Все лавры конечно же достались Лористону, который лично отвозил в Париж добытые материалы. Для барона Клемана настали чёрные дни. Если Биньона он не любил, то высокомерного Лористона люто возненавидел.
А потом началась война. В канун её французское посольство в Петербурге закрылось, а Лористон и Клеман поступили на военную службу соответственно в чине бригадного генерала и полковника. Результаты разведывательной деятельности бюро Биньона Наполеон признал неудовлетворительными, отправив Биньона комиссаром в Вильно и разочаровавшись в оперативной разведке. Её функции он рекомендовал корпусным начальникам осуществлять своими силами. Казалось всё?
Нет, не всё. Примерно через месяц после начала войны Наполеон вызвал Клемана к себе.

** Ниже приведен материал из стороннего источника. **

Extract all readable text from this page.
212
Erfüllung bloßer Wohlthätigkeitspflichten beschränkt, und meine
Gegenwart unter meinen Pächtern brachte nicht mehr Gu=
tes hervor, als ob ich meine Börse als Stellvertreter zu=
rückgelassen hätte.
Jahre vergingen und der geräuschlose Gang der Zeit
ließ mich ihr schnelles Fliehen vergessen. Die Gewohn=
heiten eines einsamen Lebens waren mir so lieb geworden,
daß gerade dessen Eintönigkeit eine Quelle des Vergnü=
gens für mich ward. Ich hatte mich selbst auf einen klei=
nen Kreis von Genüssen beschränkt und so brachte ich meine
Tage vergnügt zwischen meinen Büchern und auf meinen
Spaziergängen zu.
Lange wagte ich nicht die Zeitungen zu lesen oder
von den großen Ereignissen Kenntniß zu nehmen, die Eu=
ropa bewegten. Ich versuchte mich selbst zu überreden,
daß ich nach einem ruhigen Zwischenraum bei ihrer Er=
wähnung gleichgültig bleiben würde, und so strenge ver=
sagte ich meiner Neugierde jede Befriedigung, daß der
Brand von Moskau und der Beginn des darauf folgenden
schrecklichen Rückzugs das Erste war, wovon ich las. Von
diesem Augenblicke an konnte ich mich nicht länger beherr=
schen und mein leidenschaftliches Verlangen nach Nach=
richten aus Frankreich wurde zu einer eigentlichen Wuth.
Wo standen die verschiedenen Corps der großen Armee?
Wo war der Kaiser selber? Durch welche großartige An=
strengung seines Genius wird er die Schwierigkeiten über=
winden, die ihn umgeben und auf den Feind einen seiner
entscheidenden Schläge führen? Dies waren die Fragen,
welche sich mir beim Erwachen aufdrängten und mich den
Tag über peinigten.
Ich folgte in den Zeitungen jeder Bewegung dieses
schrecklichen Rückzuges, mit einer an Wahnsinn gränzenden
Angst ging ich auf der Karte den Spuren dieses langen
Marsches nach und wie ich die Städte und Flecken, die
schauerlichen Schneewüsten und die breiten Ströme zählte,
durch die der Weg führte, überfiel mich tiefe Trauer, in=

– Клеман, разведка и контрразведка – это как две закадычные подруги: одна не может без другой, – начал он при встрече без всяких пояснительных слов. – Я знаю, на что вы способны как разведчик. Теперь настало время стать контрразведчиком.
Далее император обрисовал суть дела. Он считает, что поражение под Клястицами во многом связано с тем, что русские знали планы Удино.
– Вопрос, Клеман, один: случайно это или результат работы агентуры русских, – глядя в упор произнёс Бонапарт. – То, что они оставили в западных губерниях свою агентуру, это факт. А раз так, поезжайте в Полоцк вместе с Сен-Сиром. И я бы очень не хотел, чтобы повторилось то, что привело к поражению в Клястицах. Всё, желаю удачи!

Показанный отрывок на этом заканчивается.